Von Marina di Ragusa nach Bremen – Tagebuch vom 09. bis 29.11.2021

Die ersten Wochen in Marina di Ragusa liegen hinter uns. Sie sind nur so gerast, und dabei haben Anke und ich so gut wie nichts außerhalb des Hafenkreises und des Ortes unternommen. Ein kleiner Ausflug mit Andrea und Michael nach Ragusa und Umgebung und einer nach Noto (nur Anke, da ich das gute Wetter ausnutzen wollte und gerne auch freie Bahn für den Einbau der neuen Heizung wünschte). Ein nachmittäglicher Fahrradausflug ins nahe gelegene Landschaftsschutzgebiet kann noch erwähnt werden.

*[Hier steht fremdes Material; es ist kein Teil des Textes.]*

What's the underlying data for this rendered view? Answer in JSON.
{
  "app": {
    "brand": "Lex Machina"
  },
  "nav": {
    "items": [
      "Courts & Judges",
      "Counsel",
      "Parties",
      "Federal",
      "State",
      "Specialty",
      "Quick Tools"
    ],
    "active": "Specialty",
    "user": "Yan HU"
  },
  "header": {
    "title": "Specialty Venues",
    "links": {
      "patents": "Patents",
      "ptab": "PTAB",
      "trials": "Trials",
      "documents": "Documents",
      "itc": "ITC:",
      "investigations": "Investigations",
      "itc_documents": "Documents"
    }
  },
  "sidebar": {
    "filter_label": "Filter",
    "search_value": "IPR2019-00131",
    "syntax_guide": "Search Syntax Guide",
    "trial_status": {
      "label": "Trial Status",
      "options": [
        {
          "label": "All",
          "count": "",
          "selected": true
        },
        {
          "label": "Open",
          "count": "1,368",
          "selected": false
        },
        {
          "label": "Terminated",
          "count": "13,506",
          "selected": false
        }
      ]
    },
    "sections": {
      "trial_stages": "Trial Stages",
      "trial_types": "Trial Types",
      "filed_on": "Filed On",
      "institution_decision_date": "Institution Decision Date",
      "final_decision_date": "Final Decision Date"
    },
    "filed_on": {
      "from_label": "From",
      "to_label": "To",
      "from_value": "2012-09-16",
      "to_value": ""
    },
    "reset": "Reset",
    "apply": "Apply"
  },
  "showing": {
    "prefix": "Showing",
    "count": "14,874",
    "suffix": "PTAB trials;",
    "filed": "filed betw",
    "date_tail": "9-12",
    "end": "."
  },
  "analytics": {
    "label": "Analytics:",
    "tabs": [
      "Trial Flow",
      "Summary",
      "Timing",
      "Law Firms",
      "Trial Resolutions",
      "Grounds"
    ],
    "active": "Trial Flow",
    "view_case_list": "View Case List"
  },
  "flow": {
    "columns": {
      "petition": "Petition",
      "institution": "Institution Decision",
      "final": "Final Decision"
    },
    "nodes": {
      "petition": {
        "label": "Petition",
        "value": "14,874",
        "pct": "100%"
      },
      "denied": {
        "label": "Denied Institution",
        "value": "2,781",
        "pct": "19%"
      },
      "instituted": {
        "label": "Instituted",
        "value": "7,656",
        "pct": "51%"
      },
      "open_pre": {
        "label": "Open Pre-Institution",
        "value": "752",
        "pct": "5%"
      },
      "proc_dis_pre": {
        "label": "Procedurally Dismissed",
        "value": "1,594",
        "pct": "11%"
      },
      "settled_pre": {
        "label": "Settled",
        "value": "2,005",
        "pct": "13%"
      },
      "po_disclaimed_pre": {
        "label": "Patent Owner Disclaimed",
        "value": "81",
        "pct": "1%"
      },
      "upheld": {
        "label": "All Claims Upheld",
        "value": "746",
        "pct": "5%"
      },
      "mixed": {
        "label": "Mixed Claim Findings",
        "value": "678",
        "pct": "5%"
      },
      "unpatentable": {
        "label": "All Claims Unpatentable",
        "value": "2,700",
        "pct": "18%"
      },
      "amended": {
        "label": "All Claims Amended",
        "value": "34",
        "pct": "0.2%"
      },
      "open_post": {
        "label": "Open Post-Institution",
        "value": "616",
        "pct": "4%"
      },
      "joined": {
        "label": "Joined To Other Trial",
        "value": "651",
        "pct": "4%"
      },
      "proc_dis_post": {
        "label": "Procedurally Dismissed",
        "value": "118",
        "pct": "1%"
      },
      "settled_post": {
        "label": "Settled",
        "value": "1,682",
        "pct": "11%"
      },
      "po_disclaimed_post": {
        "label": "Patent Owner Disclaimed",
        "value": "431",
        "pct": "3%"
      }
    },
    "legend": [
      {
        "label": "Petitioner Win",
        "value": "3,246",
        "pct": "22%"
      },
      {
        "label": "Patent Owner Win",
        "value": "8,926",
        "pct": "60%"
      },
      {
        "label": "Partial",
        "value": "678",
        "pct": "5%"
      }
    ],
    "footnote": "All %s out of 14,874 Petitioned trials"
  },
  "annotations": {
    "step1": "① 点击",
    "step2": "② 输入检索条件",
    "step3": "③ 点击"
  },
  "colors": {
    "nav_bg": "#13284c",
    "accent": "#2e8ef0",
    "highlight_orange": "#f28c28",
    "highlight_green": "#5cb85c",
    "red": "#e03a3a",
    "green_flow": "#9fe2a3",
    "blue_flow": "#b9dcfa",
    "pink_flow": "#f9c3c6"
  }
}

Wie nicht anders zu erwarten, lag das natürlich an der umfangreichen Tu-was-Liste, von der bislang nur ein kleiner Teil abgearbeitet ist. Echte Großtaten waren der bereits erwähnte Einbau der neuen Dieselheizung – fast vier halbe Tage Arbeit, wobei die meiste Zeit das Ziehen der alten und Verlegen der neuen Kabelbäume und der Dieselleitung beansprucht hat – und der zweimalige Tausch der Bilgepumpe. Nach dem Ausfall der seit zwei Jahren tätigen Bilgepumpe hatten wir die noch aus Zeiten des Vorbesitzers stammende, in der Bilge schlummernde Reserve-Bilgepumpe eingebaut. Sie arbeitete anständig drauf los und die Freude war groß. Leider gab die Membran dieser Pumpe nach einer Woche auf. Wir waren erneut freudig überrascht, wie man sich denken kann. Glücklicherweise hatte Paul von der gegenüberliegenden Amel 50 eine Ersatzmembran, die er uns selbstlos anvertraute. (Wie praktisch, dass Amel seit Jahrzehnten die gleichen Pumpen verwendet, da passen die Ersatzteile über Bootsgenerationen hinweg.) So war das Problem nach ein paar Stunden geregelt. Paul warnte noch vor fummeligen Schwierigkeiten beim Zusammenbauen, die dem etwas sonderlichen Design der Pumpe geschuldet seien, aber wir hatten Glück und es scheint, dass wir die Aufgabe auf Anhieb gelöst haben. Anke hat derweil in einem heroischen, sich über Tage hinziehenden Kampf alle Schoten und die Backstagen gewaschen.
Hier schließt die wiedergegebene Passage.